A barbed question. The answer may surprise you.
By Gary Gilson
Winter 2004

Whenever I meet with a group of journalists around the country invariably someone will ask me (always with a sarcastic edge):

"Hey, Gary, you think a news council is necessary?"

Of course, they think I will say yes, because a news council pays my salary. But I always surprise them by saying no.

It isn’t necessary, but like all forms of openness news outlets adopt, a news council can help them build public trust.

In all the time I have observed the Minnesota News Council, as a voting member from 1982-88, as an interested citizen from 1988-92, and as executive director since 1992, there has never been a time more promising for discussion of media fairness and for building public trust.

That’s directly attributable to last summer’s agonies at The New York Times: the published fabrications by the reporter Jayson Blair, the revelations that the Pulitzer Prize-winning reporter Rick Bragg failed to credit stringers who had done a lot of his legwork, and the forcing out of the paper’s two top editors.

As a result of those failures and embarrassments, The Times formed a committee, including a few outsiders, to recommend reforms. Among them: the hiring of an ombudsman, a position the paper had previously refused to consider.

That refusal grew from the insistence of the paper’s former executive editor, Abe Rosenthal, that every editor was an ombudsman. (Editors are too busy to do that job.)

The Times also refused to participate in the process of the National News Council, saying that outsiders had no business trying to influence the workings of the newsroom, and that such outside scrutiny was, in Rosenthal’s words, "the camel’s nose under the tent, and the first step toward government control of the press."

The truth is the exact opposite.

The more open a news outlet becomes, the more trust it engenders, and a public that trusts a news outlet will not allow government to control it.

The act of creating an ombudsman position says to the public: "Tell us what you think of our work. Complain about it. Question our standards. We’re here to listen, and what you say can help us serve you better."

That sort of communication forms the basis of any respectful relationship.

For too long too many news outlets have stiff-armed the public, responding to complaints by saying, "You wouldn’t understand. We’re the professionals."

Imagine a restaurant owner responding to a dissatisfied patron that way. Imagine one spouse telling the other, "You have no right to feel that way." We all know how successful those answers are.

So, why do news people have so much trouble realizing they are in a relationship with their readers and viewers?

For one thing, news people feel, justifiably, that they have been trained to "get it right." Unfortunately, they too often resent a suggestion that they got it wrong.
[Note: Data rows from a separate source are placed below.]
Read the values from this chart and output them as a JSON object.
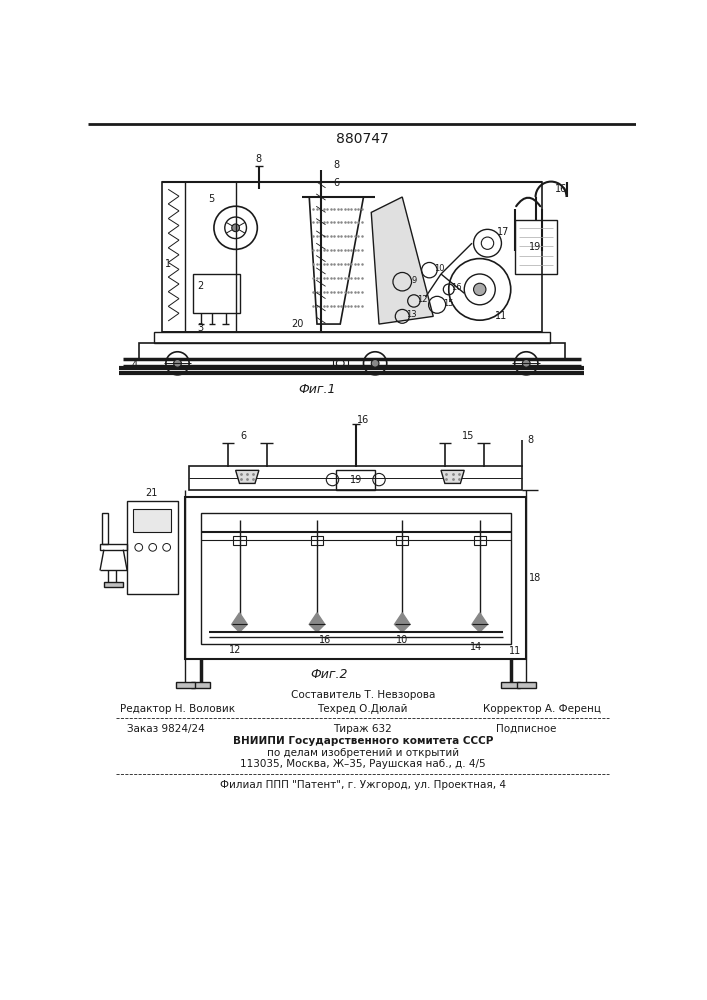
{
  "patent_number": "880747",
  "fig1_caption": "Фиг.1",
  "fig2_caption": "Фиг.2",
  "footer_editor": "Редактор Н. Воловик",
  "footer_comp_top": "Составитель Т. Невзорова",
  "footer_tech": "Техред О.Дюлай",
  "footer_corr": "Корректор А. Ференц",
  "footer_order": "Заказ 9824/24",
  "footer_tirazh": "Тираж 632",
  "footer_podp": "Подписное",
  "footer_vnipi": "ВНИИПИ Государственного комитета СССР",
  "footer_po": "по делам изобретений и открытий",
  "footer_addr": "113035, Москва, Ж–35, Раушская наб., д. 4/5",
  "footer_filial": "Филиал ППП \"Патент\", г. Ужгород, ул. Проектная, 4",
  "bg_color": "#ffffff"
}
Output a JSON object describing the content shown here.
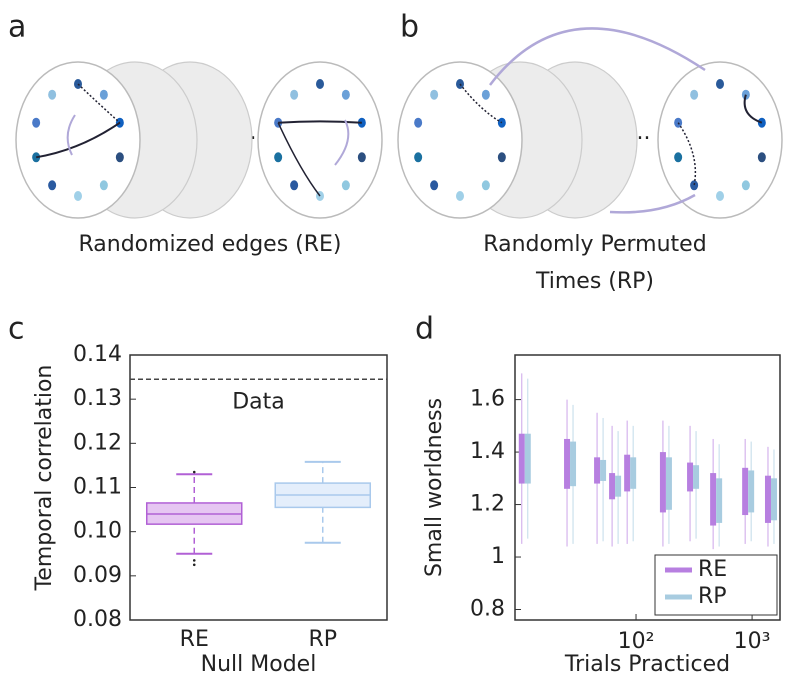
{
  "panels": {
    "a": {
      "label": "a",
      "caption": "Randomized edges (RE)",
      "ellipsis": "..."
    },
    "b": {
      "label": "b",
      "caption_lines": [
        "Randomly Permuted",
        "Times (RP)"
      ],
      "ellipsis": "..."
    },
    "c": {
      "label": "c"
    },
    "d": {
      "label": "d"
    }
  },
  "chart_data": [
    {
      "type": "box",
      "categories": [
        "RE",
        "RP"
      ],
      "xlabel": "Null Model",
      "ylabel": "Temporal correlation",
      "boxes": [
        {
          "whislo": 0.095,
          "q1": 0.1017,
          "med": 0.104,
          "q3": 0.1065,
          "whishi": 0.113,
          "fliers": [
            0.0925,
            0.0935,
            0.1135
          ],
          "color": "#b160d5",
          "fill": "#e6c6f2"
        },
        {
          "whislo": 0.0975,
          "q1": 0.1055,
          "med": 0.1083,
          "q3": 0.111,
          "whishi": 0.1158,
          "fliers": [],
          "color": "#a9c9ec",
          "fill": "#e4eefb"
        }
      ],
      "reference": {
        "value": 0.1345,
        "label": "Data"
      },
      "ylim": [
        0.08,
        0.14
      ],
      "yticks": [
        0.08,
        0.09,
        {
          "value": 0.1,
          "label": "0.10"
        },
        0.11,
        0.12,
        0.13,
        0.14
      ]
    },
    {
      "type": "range-box",
      "xlabel": "Trials Practiced",
      "ylabel": "Small worldness",
      "xscale": "log",
      "legend": "lower right",
      "xlim": [
        9.06,
        1740
      ],
      "xticks": [
        {
          "value": 100,
          "label": "10²"
        },
        {
          "value": 1000,
          "label": "10³"
        }
      ],
      "ylim": [
        0.76,
        1.77
      ],
      "yticks": [
        0.8,
        1,
        1.2,
        1.4,
        1.6
      ],
      "x": [
        11,
        27,
        49,
        66,
        89,
        181,
        310,
        490,
        925,
        1455
      ],
      "series": [
        {
          "name": "RE",
          "color": "#b77fe0",
          "q1": [
            1.28,
            1.26,
            1.28,
            1.22,
            1.25,
            1.17,
            1.25,
            1.12,
            1.16,
            1.13
          ],
          "q3": [
            1.47,
            1.45,
            1.38,
            1.32,
            1.39,
            1.4,
            1.36,
            1.32,
            1.34,
            1.31
          ],
          "whislo": [
            1.05,
            1.04,
            1.05,
            1.04,
            1.05,
            1.04,
            1.06,
            1.03,
            1.05,
            1.04
          ],
          "whishi": [
            1.7,
            1.6,
            1.55,
            1.5,
            1.52,
            1.52,
            1.5,
            1.45,
            1.45,
            1.42
          ]
        },
        {
          "name": "RP",
          "color": "#a8cce0",
          "q1": [
            1.28,
            1.27,
            1.29,
            1.23,
            1.26,
            1.18,
            1.26,
            1.13,
            1.17,
            1.14
          ],
          "q3": [
            1.47,
            1.44,
            1.37,
            1.31,
            1.38,
            1.38,
            1.35,
            1.3,
            1.33,
            1.3
          ],
          "whislo": [
            1.07,
            1.05,
            1.06,
            1.05,
            1.06,
            1.05,
            1.07,
            1.04,
            1.06,
            1.05
          ],
          "whishi": [
            1.68,
            1.58,
            1.53,
            1.48,
            1.5,
            1.5,
            1.48,
            1.43,
            1.44,
            1.41
          ]
        }
      ]
    }
  ]
}
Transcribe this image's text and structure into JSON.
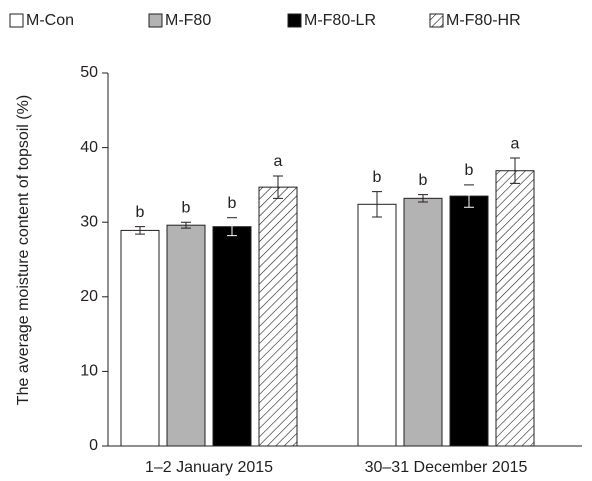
{
  "chart_data": {
    "type": "bar",
    "y_label": "The average moisture content of topsoil (%)",
    "categories": [
      "1–2 January 2015",
      "30–31 December 2015"
    ],
    "series": [
      {
        "name": "M-Con",
        "color": "#ffffff",
        "hatch": false,
        "values": [
          28.9,
          32.4
        ],
        "errors": [
          0.5,
          1.7
        ],
        "labels": [
          "b",
          "b"
        ]
      },
      {
        "name": "M-F80",
        "color": "#b3b3b3",
        "hatch": false,
        "values": [
          29.6,
          33.2
        ],
        "errors": [
          0.4,
          0.5
        ],
        "labels": [
          "b",
          "b"
        ]
      },
      {
        "name": "M-F80-LR",
        "color": "#000000",
        "hatch": false,
        "values": [
          29.4,
          33.5
        ],
        "errors": [
          1.2,
          1.5
        ],
        "labels": [
          "b",
          "b"
        ]
      },
      {
        "name": "M-F80-HR",
        "color": "#ffffff",
        "hatch": true,
        "values": [
          34.7,
          36.9
        ],
        "errors": [
          1.5,
          1.7
        ],
        "labels": [
          "a",
          "a"
        ]
      }
    ],
    "ylim": [
      0,
      50
    ],
    "yticks": [
      0,
      10,
      20,
      30,
      40,
      50
    ]
  }
}
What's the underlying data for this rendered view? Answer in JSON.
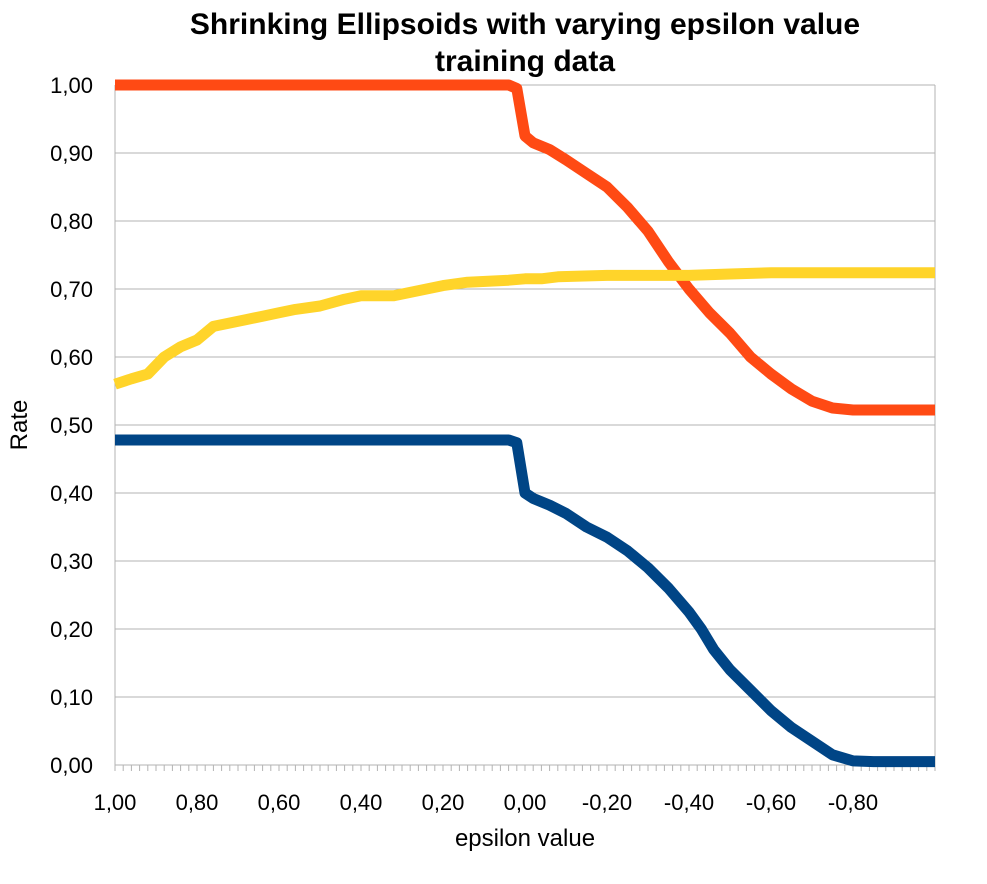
{
  "chart_data": {
    "type": "line",
    "title": "Shrinking Ellipsoids with varying epsilon value",
    "subtitle": "training data",
    "xlabel": "epsilon value",
    "ylabel": "Rate",
    "xlim": [
      1.0,
      -1.0
    ],
    "ylim": [
      0.0,
      1.0
    ],
    "x_reversed": true,
    "grid": "horizontal",
    "legend": "none",
    "yticks": [
      "0,00",
      "0,10",
      "0,20",
      "0,30",
      "0,40",
      "0,50",
      "0,60",
      "0,70",
      "0,80",
      "0,90",
      "1,00"
    ],
    "xticks": [
      "1,00",
      "0,80",
      "0,60",
      "0,40",
      "0,20",
      "0,00",
      "-0,20",
      "-0,40",
      "-0,60",
      "-0,80"
    ],
    "series": [
      {
        "color": "#ff4a14",
        "points": [
          [
            1.0,
            1.0
          ],
          [
            0.04,
            1.0
          ],
          [
            0.02,
            0.995
          ],
          [
            0.0,
            0.925
          ],
          [
            -0.02,
            0.915
          ],
          [
            -0.06,
            0.905
          ],
          [
            -0.1,
            0.89
          ],
          [
            -0.15,
            0.87
          ],
          [
            -0.2,
            0.85
          ],
          [
            -0.25,
            0.82
          ],
          [
            -0.3,
            0.785
          ],
          [
            -0.35,
            0.74
          ],
          [
            -0.4,
            0.7
          ],
          [
            -0.45,
            0.665
          ],
          [
            -0.5,
            0.635
          ],
          [
            -0.55,
            0.6
          ],
          [
            -0.6,
            0.575
          ],
          [
            -0.65,
            0.553
          ],
          [
            -0.7,
            0.535
          ],
          [
            -0.75,
            0.525
          ],
          [
            -0.8,
            0.522
          ],
          [
            -1.0,
            0.522
          ]
        ]
      },
      {
        "color": "#ffd42a",
        "points": [
          [
            1.0,
            0.56
          ],
          [
            0.96,
            0.568
          ],
          [
            0.92,
            0.575
          ],
          [
            0.88,
            0.6
          ],
          [
            0.84,
            0.615
          ],
          [
            0.8,
            0.625
          ],
          [
            0.76,
            0.645
          ],
          [
            0.72,
            0.65
          ],
          [
            0.68,
            0.655
          ],
          [
            0.64,
            0.66
          ],
          [
            0.6,
            0.665
          ],
          [
            0.56,
            0.67
          ],
          [
            0.5,
            0.675
          ],
          [
            0.44,
            0.685
          ],
          [
            0.4,
            0.69
          ],
          [
            0.36,
            0.69
          ],
          [
            0.32,
            0.69
          ],
          [
            0.28,
            0.695
          ],
          [
            0.24,
            0.7
          ],
          [
            0.2,
            0.705
          ],
          [
            0.14,
            0.71
          ],
          [
            0.04,
            0.713
          ],
          [
            0.0,
            0.715
          ],
          [
            -0.04,
            0.715
          ],
          [
            -0.08,
            0.718
          ],
          [
            -0.2,
            0.72
          ],
          [
            -0.4,
            0.72
          ],
          [
            -0.5,
            0.722
          ],
          [
            -0.6,
            0.724
          ],
          [
            -1.0,
            0.724
          ]
        ]
      },
      {
        "color": "#004586",
        "points": [
          [
            1.0,
            0.478
          ],
          [
            0.04,
            0.478
          ],
          [
            0.02,
            0.474
          ],
          [
            0.0,
            0.4
          ],
          [
            -0.02,
            0.392
          ],
          [
            -0.06,
            0.382
          ],
          [
            -0.1,
            0.37
          ],
          [
            -0.15,
            0.35
          ],
          [
            -0.2,
            0.335
          ],
          [
            -0.25,
            0.315
          ],
          [
            -0.3,
            0.29
          ],
          [
            -0.35,
            0.26
          ],
          [
            -0.4,
            0.225
          ],
          [
            -0.43,
            0.2
          ],
          [
            -0.46,
            0.17
          ],
          [
            -0.5,
            0.14
          ],
          [
            -0.55,
            0.11
          ],
          [
            -0.6,
            0.08
          ],
          [
            -0.65,
            0.055
          ],
          [
            -0.7,
            0.035
          ],
          [
            -0.75,
            0.015
          ],
          [
            -0.8,
            0.006
          ],
          [
            -0.85,
            0.005
          ],
          [
            -1.0,
            0.005
          ]
        ]
      }
    ]
  }
}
And they bridle at criticism when they think it represents an attempt to get them to soft-pedal a tough story, or to do someone’s PR.

The remedies are simple, and successful editors and news directors have shared them with the News Council and each other:

1) Listen without interrupting.

2) Openly discuss standards.

3) If the complaint has merit, ask what the news outlet can do to satisfy the complainant.

4) Take public responsibility for shortcomings.

On top of that approach, news people can take other actions:

1) Publish letters and commentaries critical of the paper.

2) Publish columns by news executives on subjects that make the paper feel vulnerable.

3) Hire an ombudsman, or reader representative.

4) Participate in the workings of a news council, and let the public know, regularly, the way the St. Paul Pioneer Press does each day on Page 2A, next to the corrections, that if the paper can’t resolve a complaint on its own, it will go with the complainant to the Minnesota News Council.

How can that do anything but reassure Pioneer Press readers that the paper is open and accountable?

Editors tell us that, if they and their colleagues listen to complaints without interrupting, the vast majority of callers thank the paper and drop the matter. Editors say callers are surprised and delighted that they got to talk to a real person (not a voice recording), and that the person listened and did not deliver an angry lecture on the First Amendment’s guarantee of freedom of the press.

News people around the country who are suspicious of news councils just haven’t heard enough about how one works. About how a news council cares as much about serving the media as the public, and about how it can help news outlets avoid lapses that cause harm and complaint.

A newspaper executive in a neighboring state once pulled me aside at an industry convention and said he thought the Minnesota Newspaper Association was crazy to have formed the Minnesota News Council. "It must be something in the water they drink," he said. "We don’t have those ethical problems in our state."

Minnesota editors tell us they’re glad we’re here, because we help them think about hard decisions they have to make to serve their communities. And they know we bear no resemblance to a camel’s nose.